2003 OPEN FORUM Abstracts
EXPERIENCE WITH HIGH FREQUENCY OSCILLATORY VENTILATION IN THE MANAGEMENT OF ADULT SURGICAL/TRAUMA PATIENTS WITH ARDS
Stuart M. Lowson, MD, Daniel D. Rowley, RRT-NPS, RPFT Linda L. Clarke, RRT, Jeffrey S. Young, MD, Roy Hostetter, RRT Surgical/Trauma ICU, University of Virginia Medical Center Charlottesville, Virginia
INTRODUCTION: After participating in the Multicenter Oscillatory Ventilation for Acute Respiratory Distress Syndrome II (MOAT II) study 1, we hypothesized that early application of HFOV would improve outcomes in surgical/trauma patients with ARDS.
METHOD: We identified patients at risk of ALI/ARDS by the following criteria: chest trauma, > 10L of initial volume resuscitation, developing infiltrates on roentgenograms, P/F ratio < 200 mmHg, and airway Pplateau > 30 cm H20 despite using low Vts. Patients were sedated, administered a neuromuscular blocking (NMB) agent, and placed on HFOV (SensorMedics 3100B). FIO2 is set equivalent to CMV level, frequency = 3 Hz, It= 50%, MAP 5-8 cmH2O > CMV level, Bias Flow (BF)= 40-50 LPM, and Delta-P (∆P) is set to achieve adequate chest wall "wiggle". Our goals of HFOV are to obtain an arterial pH ≥ 7.25, SaO2 ≥ 90%, and FIO2 ≤ 50% at the lowest MAP. Patients are returned to CMV when MAP is < 22 cmH2O or if HFOV fails to achieve adequate ventilation.
RESULTS: Of the 17 patients we entered into the MOAT II trial, 6-month mortality was 50% in CMV group -vs- 29% in the HFOV group. We have used HFOV in 65 patients to date. Minor changes in our management strategies include: 1. Earlier initiation of HFOV when P/F ratios fail to improve with conventional lung recruitment strategies. 2. Aggressive use of ∆P, increased It%, decreased oscillating frequency, and maximized BF (50-60 LPM) to optimize ventilation. 3. Earlier discontinuation of NMBs and scrupulous titration of sedation to permit patient tolerance of HFOV. Our current 28-day mortality in surgical/trauma patients with ARDS, using the above approach, is 20% (30 day mortality in the ARDS Network trial's low Vt group was 31%2).
CONCLUSION: The "open lung" model of ARDS management strongly suggests that HFOV should be an effective technique to use in this patient population. This hypothesis is supported by the results of HFOV in animal models of ARDS, and by our outcome data in both the MOAT II study and surgical/trauma patients with ARDS. Studies by Gattinoni and others suggest that patients with secondary lung injury may respond better to recruitment maneuvers -vs- those patients with primary lung injury.3 This may partly explain why our 6 month mortality rate with HFOV in the Moat II study was less than that of the study population as a whole (47% with HFOV).
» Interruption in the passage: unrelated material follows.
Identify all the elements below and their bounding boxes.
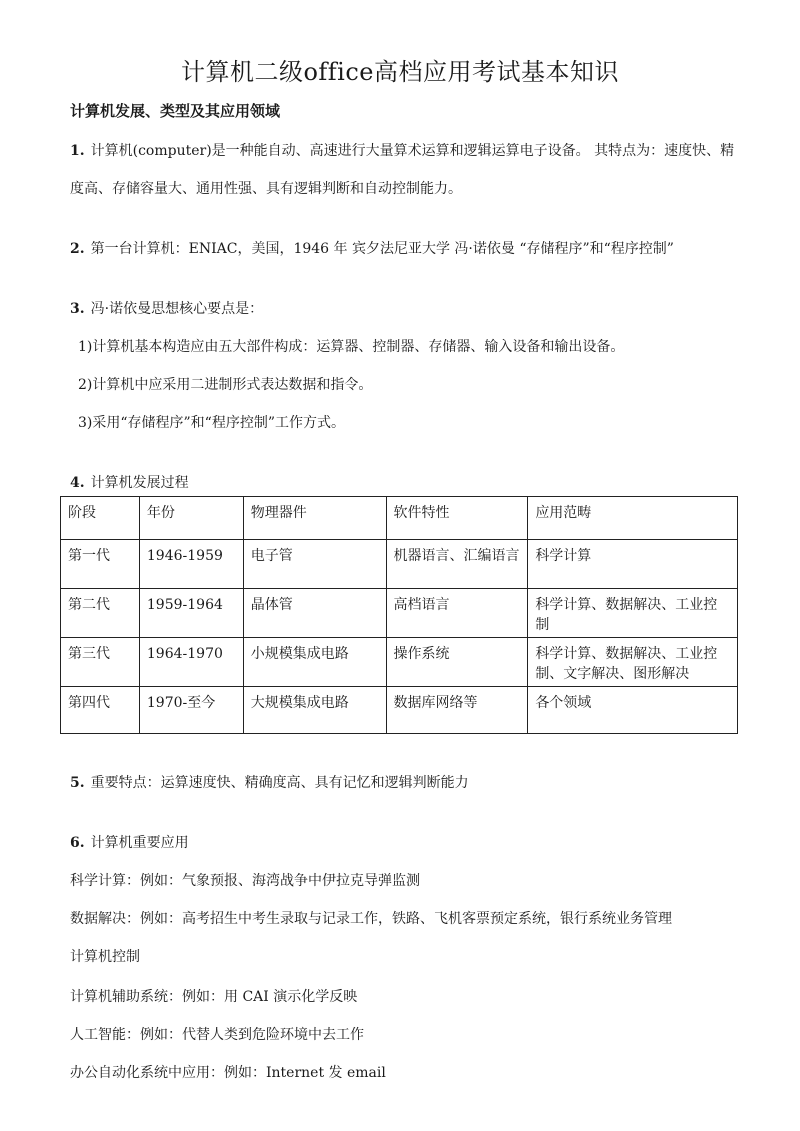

- Derdak, S, Mehta S, Stewart T, et al. High frequency oscillatory ventilation for
acute respiratory distress syndrome in adults. Am J Resp Crit Care Med
- The Acute Respiratory Distress Syndrome Network. Ventilation with lower tidal
volumes as compared with traditional tidal volumes for acute lung injury and
the acute respiratory distress syndrome. N Eng J Med 2000;342:1301-8.
- Gattinoni L, Pelosi P, Suter P, et al. Acute respiratory distress syndrome caused by pulmonary and extrapulmonary disease. Different syndromes? Am J Resp Crit Care Med 1998;158:3-11.